Re: [GIT PULL] xfs: xlog_write rework and CIL scalability

Dave Chinner <david@xxxxxxxxxxxxx> · Tue, 11 Jan 2022 16:04:37 +1100

On Thu, Jan 06, 2022 at 01:40:33PM -0800, Darrick J. Wong wrote:
> On Fri, Dec 10, 2021 at 11:09:56AM +1100, Dave Chinner wrote:
> > Hi Darrick,
> > 
> > Can you please pull the following changes from the tag listed below
> > for the XFS dev tree?
> 
> Hi Dave,
> 
> I tried, but the regressions with generic/017 persist.  It trips the
> ticket reservation pretty consistently within 45-60 seconds of starting,
> at least on the OCI VM that I created.  /dev/sd[ab] are (software
> defined) disks that can sustain reads of ~50MB/s and ~5000iops; and
> writes of about half those numbers.
> 
>  run fstests generic/017 at 2022-01-06 13:18:59
>  XFS (sda4): Mounting V5 Filesystem
>  XFS (sda4): Ending clean mount
>  XFS (sda4): Quotacheck needed: Please wait.
>  XFS (sda4): Quotacheck: Done.
>  XFS (sda4): ctx ticket reservation ran out. Need to up reservation
>  XFS (sda4): ticket reservation summary:
>  XFS (sda4):   unit res    = 548636 bytes
>  XFS (sda4):   current res = -76116 bytes
>  XFS (sda4):   original count  = 1
>  XFS (sda4):   remaining count = 1
>  XFS (sda4): Log I/O Error (0x2) detected at xlog_write+0x5ee/0x660 [xfs] (fs/xfs/xfs_log.c:2499).  Shutting down filesystem.
>  XFS (sda4): Please unmount the filesystem and rectify the problem(s)
>  XFS (sda3): Unmounting Filesystem
>  XFS (sda4): Unmounting Filesystem

Ok, I *think* I've worked out what was going on here. The patch
below has run several hundred iterations of g/017 with an external
log on two different fs/log size configurations that typically
reproduced in within 10 cycles.

Essentially, the problem is largely caused by using
XLOG_CIL_BLOCKING_SPACE_LIMIT() instead of XLOG_CIL_SPACE_LIMIT()
when determining how much used space we can allow the percpu
counters to accumulate before aggregating them back into the global
counter. Using the hard limit meant that we could accumulate almost
the entire hard limit before we aggregate even a single percpu value
back into the global limit, resulting in failing to trigger either
condition for aggregation until we'd effectively blown through the
hard limit.

This then meant the extra reservations that need to be taken for
space used beyond the hard limit didn't get stolen for the ctx
ticket, and it then overruns.

It also means that we could overrun the hard limit substantially
before throttling kicked in. With the percpu aggregation threshold
brought back down to the (soft limit / num online cpus) we are
guaranteed to always start aggregation back into the global counter
before or at the point in time the soft limit should be hit, meaning
that we start updating the global counter much sooner and so are it
tracks actual space used once over the soft limit much more closely.

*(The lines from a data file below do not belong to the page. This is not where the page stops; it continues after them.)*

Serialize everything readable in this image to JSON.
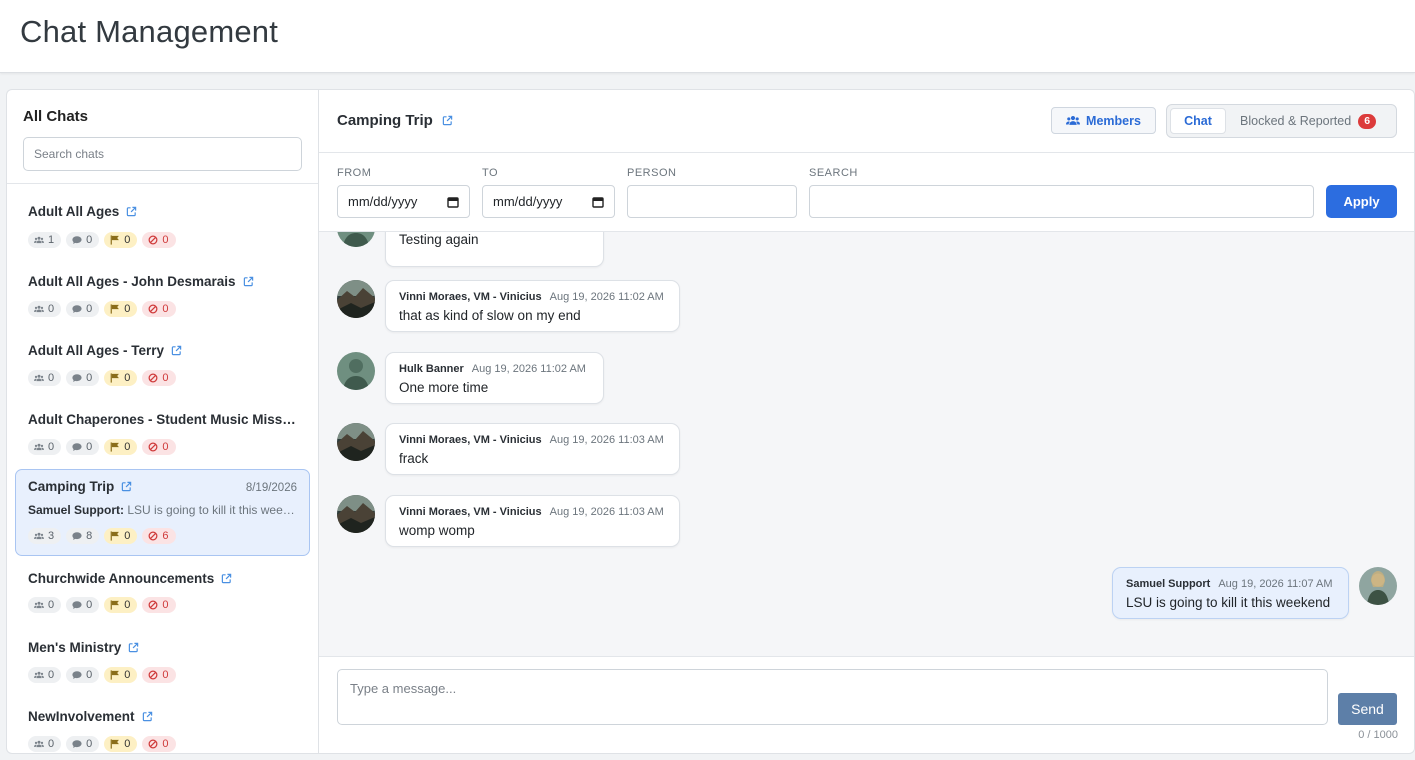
{
  "page": {
    "title": "Chat Management"
  },
  "sidebar": {
    "title": "All Chats",
    "search_placeholder": "Search chats",
    "chats": [
      {
        "name": "Adult All Ages",
        "members": "1",
        "messages": "0",
        "flags": "0",
        "blocked": "0"
      },
      {
        "name": "Adult All Ages - John Desmarais",
        "members": "0",
        "messages": "0",
        "flags": "0",
        "blocked": "0"
      },
      {
        "name": "Adult All Ages - Terry",
        "members": "0",
        "messages": "0",
        "flags": "0",
        "blocked": "0"
      },
      {
        "name": "Adult Chaperones - Student Music Mission",
        "members": "0",
        "messages": "0",
        "flags": "0",
        "blocked": "0"
      },
      {
        "name": "Camping Trip",
        "date": "8/19/2026",
        "preview_sender": "Samuel Support:",
        "preview_text": "LSU is going to kill it this weekend",
        "members": "3",
        "messages": "8",
        "flags": "0",
        "blocked": "6",
        "active": true
      },
      {
        "name": "Churchwide Announcements",
        "members": "0",
        "messages": "0",
        "flags": "0",
        "blocked": "0"
      },
      {
        "name": "Men's Ministry",
        "members": "0",
        "messages": "0",
        "flags": "0",
        "blocked": "0"
      },
      {
        "name": "NewInvolvement",
        "members": "0",
        "messages": "0",
        "flags": "0",
        "blocked": "0"
      }
    ]
  },
  "main": {
    "chat_title": "Camping Trip",
    "members_button": "Members",
    "tabs": [
      {
        "label": "Chat",
        "active": true
      },
      {
        "label": "Blocked & Reported",
        "count": "6"
      }
    ],
    "filters": {
      "from_label": "FROM",
      "from_value": "mm/dd/yyyy",
      "to_label": "TO",
      "to_value": "mm/dd/yyyy",
      "person_label": "PERSON",
      "person_value": "",
      "search_label": "SEARCH",
      "search_value": "",
      "apply_label": "Apply"
    },
    "messages": [
      {
        "sender": "",
        "time": "",
        "text": "Testing again",
        "avatar": "hulk"
      },
      {
        "sender": "Vinni Moraes, VM - Vinicius",
        "time": "Aug 19, 2026 11:02 AM",
        "text": "that as kind of slow on my end",
        "avatar": "landscape"
      },
      {
        "sender": "Hulk Banner",
        "time": "Aug 19, 2026 11:02 AM",
        "text": "One more time",
        "avatar": "hulk"
      },
      {
        "sender": "Vinni Moraes, VM - Vinicius",
        "time": "Aug 19, 2026 11:03 AM",
        "text": "frack",
        "avatar": "landscape"
      },
      {
        "sender": "Vinni Moraes, VM - Vinicius",
        "time": "Aug 19, 2026 11:03 AM",
        "text": "womp womp",
        "avatar": "landscape"
      },
      {
        "sender": "Samuel Support",
        "time": "Aug 19, 2026 11:07 AM",
        "text": "LSU is going to kill it this weekend",
        "avatar": "person",
        "self": true
      }
    ],
    "composer": {
      "placeholder": "Type a message...",
      "send_label": "Send",
      "char_count": "0 / 1000"
    }
  },
  "colors": {
    "accent": "#2c6de0",
    "send_button": "#5d7fa8",
    "danger_badge": "#dc3b3b",
    "flag_badge_bg": "#fdf0c4",
    "active_chat_bg": "#e8f0fd"
  },
  "icons": {
    "external_link": "external-link-icon",
    "members": "users-icon",
    "messages": "comment-icon",
    "flags": "flag-icon",
    "blocked": "ban-icon",
    "calendar": "calendar-icon"
  }
}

Darrick, can you rerun the branch with the patch below also included, and
see if it reproduces on your setup? If it does, can you grab a trace
of the trace_printk() calls I left in the patch?

Note that this change does not make the algorithm fully correct - we
can still have accumulation on other CPUs that isn't folded back
into the global value. What I want is feedback on whether it makes
the problem largely go away on configs other than my own before
spending more time coming up with a better lockless aggregation
algorithm...

Cheers,

Dave.
-- 
Dave Chinner
david@xxxxxxxxxxxxx

---
 fs/xfs/xfs_log_cil.c | 18 ++++++++++++++----
 1 file changed, 14 insertions(+), 4 deletions(-)

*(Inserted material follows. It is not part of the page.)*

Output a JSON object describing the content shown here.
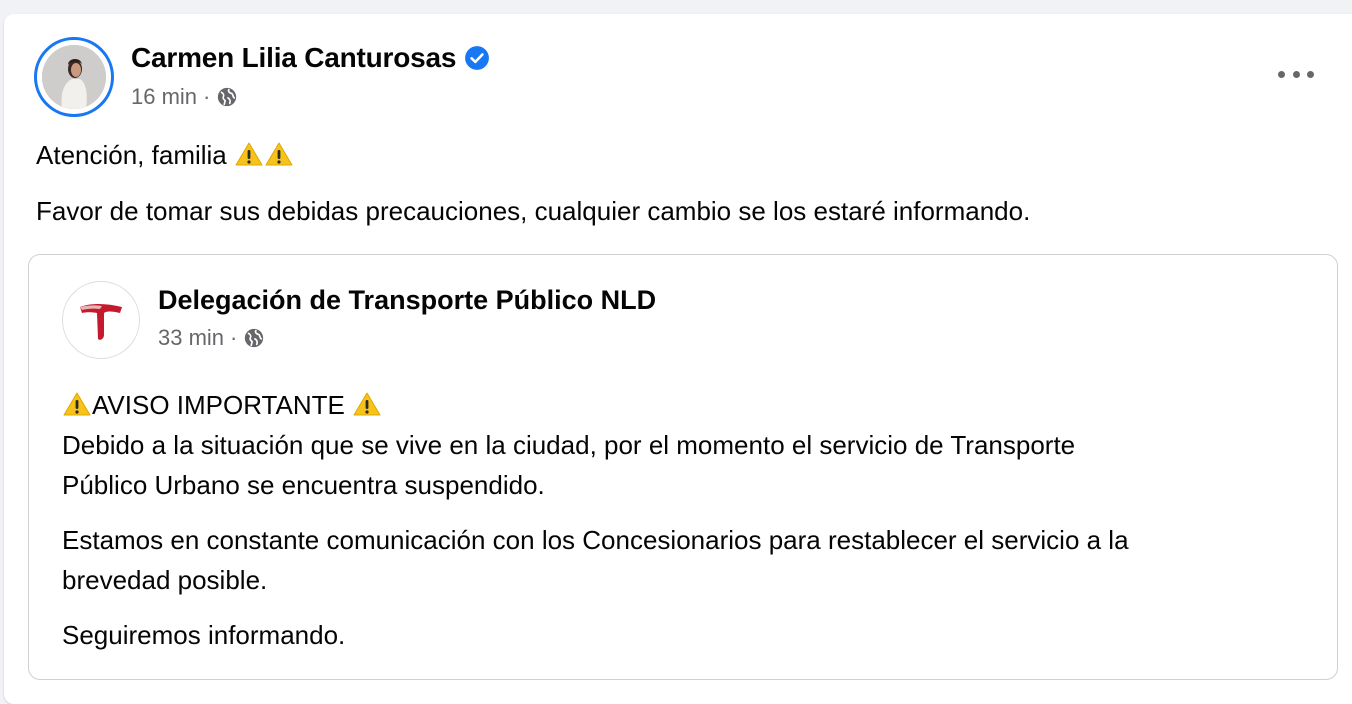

diff --git a/fs/xfs/xfs_log_cil.c b/fs/xfs/xfs_log_cil.c
index 366c0aaad640..47d46d6e15b3 100644
--- a/fs/xfs/xfs_log_cil.c
+++ b/fs/xfs/xfs_log_cil.c
@@ -96,6 +96,9 @@ xlog_cil_pcp_aggregate(
 		ctx->ticket->t_curr_res += cilpcp->space_reserved;
 		ctx->ticket->t_unit_res += cilpcp->space_reserved;
 		cilpcp->space_reserved = 0;
+	trace_printk("cilpcp space used %d, reserved %d unit-res %d cur-res %d",
+			cilpcp->space_used, cilpcp->space_reserved,
+			ctx->ticket->t_unit_res, ctx->ticket->t_curr_res);
 
 		if (!list_empty(&cilpcp->busy_extents)) {
 			list_splice_init(&cilpcp->busy_extents,
@@ -515,11 +518,16 @@ xlog_cil_insert_items(
 	 *
 	 * This can steal more than we need, but that's OK.
 	 */
-	space_used = atomic_read(&ctx->space_used);
+	space_used = atomic_read(&ctx->space_used) + len;
 	if (atomic_read(&cil->xc_iclog_hdrs) > 0 ||
-	    space_used + len >= XLOG_CIL_BLOCKING_SPACE_LIMIT(log)) {
+	    space_used >= XLOG_CIL_BLOCKING_SPACE_LIMIT(log)) {
 		int	split_res = log->l_iclog_hsize +
 					sizeof(struct xlog_op_header);
+
+	trace_printk("space used %d, len %d iclog hdrs %d, slim %d, hlim %d",
+			space_used, len, atomic_read(&cil->xc_iclog_hdrs),
+			XLOG_CIL_SPACE_LIMIT(log),
+			XLOG_CIL_BLOCKING_SPACE_LIMIT(log));
 		if (ctx_res)
 			ctx_res += split_res * (tp->t_ticket->t_iclog_hdrs - 1);
 		else
@@ -540,8 +548,9 @@ xlog_cil_insert_items(
 	cilpcp->space_used += len;
 	if (space_used >= XLOG_CIL_SPACE_LIMIT(log) ||
 	    cilpcp->space_used >
-			((XLOG_CIL_BLOCKING_SPACE_LIMIT(log) - space_used) /
-					num_online_cpus())) {
+			(XLOG_CIL_SPACE_LIMIT(log) / num_online_cpus())) {
+	trace_printk("cilpcp space used %d, reserved %d ctxres %d",
+			cilpcp->space_used, cilpcp->space_reserved, ctx_res);
 		atomic_add(cilpcp->space_used, &ctx->space_used);
 		cilpcp->space_used = 0;
 	}
@@ -1331,6 +1340,7 @@ xlog_cil_push_background(
 
 	spin_lock(&cil->xc_push_lock);
 	if (cil->xc_push_seq < cil->xc_current_sequence) {
+		trace_printk("push sapce used %d", space_used);
 		cil->xc_push_seq = cil->xc_current_sequence;
 		queue_work(cil->xc_push_wq, &cil->xc_ctx->push_work);
 	}